Надя выбрала самый первый лазурный бархатный флакон.
– Не понимаю, зачем такую бутылочку упаковывать в коробку размером с два пакета молока? – пожал плечами Лялин.
– Ты что! Там же амбра! И что-то там с Мадагаскара.
– А, ну тогда понятно!
– Веди меня к пруду!
Надя широко улыбалась, ей хотелось прыгать, петь, смеяться и обнимать Лялина.
Возле пруда одна из золотых ручек развязалась и выпала, и Надя взяла пакет, пока он вдевал и завязывал золотой шнурок.
– Я так никогда не завяжу, перестань кусать мои пальцы! – рассмеялся Лялин.
– Я не кусаю, я целую! Все, не буду.
Они шли вдоль воды, и солнце мягко обнимало их, деревья, улицы, как будто решило подарить весь свой свет. Под его лучами светились Надины золотые кеды, блестели ручки пакета с лазурным бархатным флаконом внутри, сияли блики Патриаршего пруда, словно кто-то рассыпал на его глади золотые монеты, медленно уходящие под воду.
– Ну что, куда пойдем? – спросил Лялин. – Не хочешь где-нибудь посидеть?

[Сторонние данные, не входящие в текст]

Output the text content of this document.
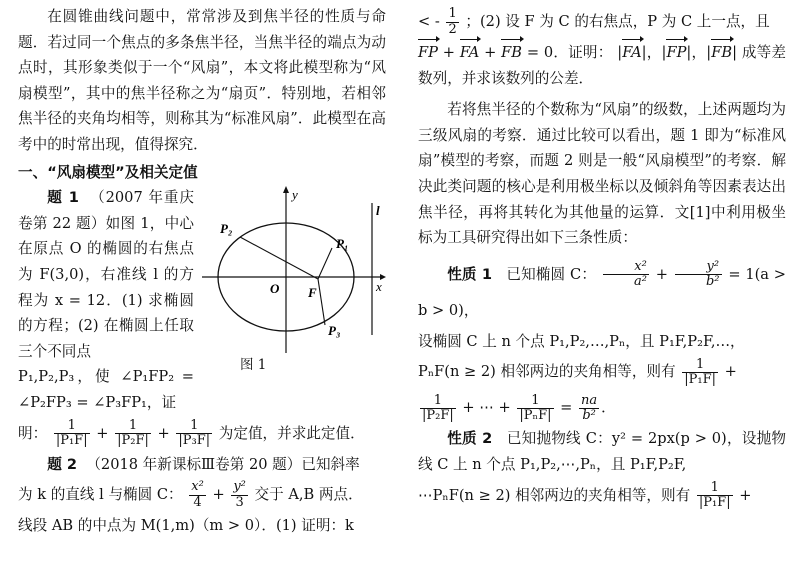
在圆锥曲线问题中，常常涉及到焦半径的性质与命题．若过同一个焦点的多条焦半径，当焦半径的端点为动点时，其形象类似于一个“风扇”，本文将此模型称为“风扇模型”，其中的焦半径称之为“扇页”．特别地，若相邻焦半径的夹角均相等，则称其为“标准风扇”．此模型在高考中的时常出现，值得探究．

一、“风扇模型”及相关定值

P₂
P₁
P₃
O F
y
x
l
图 1

题 1 （2007 年重庆卷第 22 题）如图 1，中心在原点 O 的椭圆的右焦点为 F(3,0)，右准线 l 的方程为 x = 12．(1) 求椭圆的方程；(2) 在椭圆上任取三个不同点

P₁,P₂,P₃，使 ∠P₁FP₂ = ∠P₂FP₃ = ∠P₃FP₁，证

明： $\frac{1}{\text{|P₁F|}} + \frac{1}{\text{|P₂F|}} + \frac{1}{\text{|P₃F|}}$ 为定值，并求此定值．

题 2 （2018 年新课标Ⅲ卷第 20 题）已知斜率

为 k 的直线 l 与椭圆 C： $\frac{\text{x²}}{4} + \frac{\text{y²}}{3}$ 交于 A,B 两点．

线段 AB 的中点为 M(1,m)（m > 0）．(1) 证明：k

< - $\frac{1}{2}$ ；(2) 设 F 为 C 的右焦点，P 为 C 上一点，且

FP + FA + FB = 0．证明： |FA|，|FP|，|FB| 成等差数列，并求该数列的公差．

若将焦半径的个数称为“风扇”的级数，上述两题均为三级风扇的考察．通过比较可以看出，题 1 即为“标准风扇”模型的考察，而题 2 则是一般“风扇模型”的考察．解决此类问题的核心是利用极坐标以及倾斜角等因素表达出焦半径，再将其转化为其他量的运算．文[1]中利用极坐标为工具研究得出如下三条性质：

性质 1 已知椭圆 C： $\frac{\text{x²}}{\text{a²}} + \frac{\text{y²}}{\text{b²}} = 1(a > b > 0)$，

设椭圆 C 上 n 个点 P₁,P₂,…,Pₙ，且 P₁F,P₂F,…，

PₙF(n ≥ 2) 相邻两边的夹角相等，则有 $\frac{1}{\text{|P₁F|}}$ +

$\frac{1}{\text{|P₂F|}}$ + ⋯ + $\frac{1}{\text{|PₙF|}} = \frac{na}{\text{b²}}$ ．

性质 2 已知抛物线 C：y² = 2px(p > 0)，设抛物线 C 上 n 个点 P₁,P₂,⋯,Pₙ，且 P₁F,P₂F,

⋯PₙF(n ≥ 2) 相邻两边的夹角相等，则有 $\frac{1}{\text{|P₁F|}}$ +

– Можно. Только давай еще погуляем. А пойдем по бульварам? И по дороге что-нибудь выберем.
На Тверском, недалеко от Есенина, Надя остановилась возле клумбы с геранью.
– Ты любишь герань? Я люблю. У бабушки на окне росла. Правда, у нее была белая. А красная – помнишь, мы в Париже видели, там много на балконах и окнах… Слушай! Давай украдем герань!
– Да я куплю тебе, ты какую хочешь?
– Нет! Я хочу эту! С бульвара. Посмотри, полиции нет?
Лялин посмотрел по сторонам и встал так, чтобы заслонить Надю.
– Кажется, у меня был пакет, – он открыл сумку.
В это время Надя аккуратно вынула кустик вместе с комом земли.
– Надо платок намочить, обмотать корни, – подсказал Лялин и достал из кармана синий клетчатый платок.
– А тебе платок не жалко?
Надя достала из сумочки маленькую бутылку с водой.
– Мне для тебя ничего не жалко.
– Ладно, я потом постираю. Вот, лей.
Они обернули корни мокрым платком и положили цветок в пакет.
– Может, тогда не пойдем гулять, поедим и поедем? – задумалась Надя.
– А я говорил!
– Ну я же не знала, что мы найдем герань.
– И украдем герань. Давай тогда вернемся в переулки, там на углу я видел какой-то морской ресторанчик.
Когда они сели на мягкий диван возле окна, Надя поняла, что устала.
– Выбери что-нибудь для меня, – попросила она.
– Есть крабовая колбаса с манго. Ты же любишь крабов?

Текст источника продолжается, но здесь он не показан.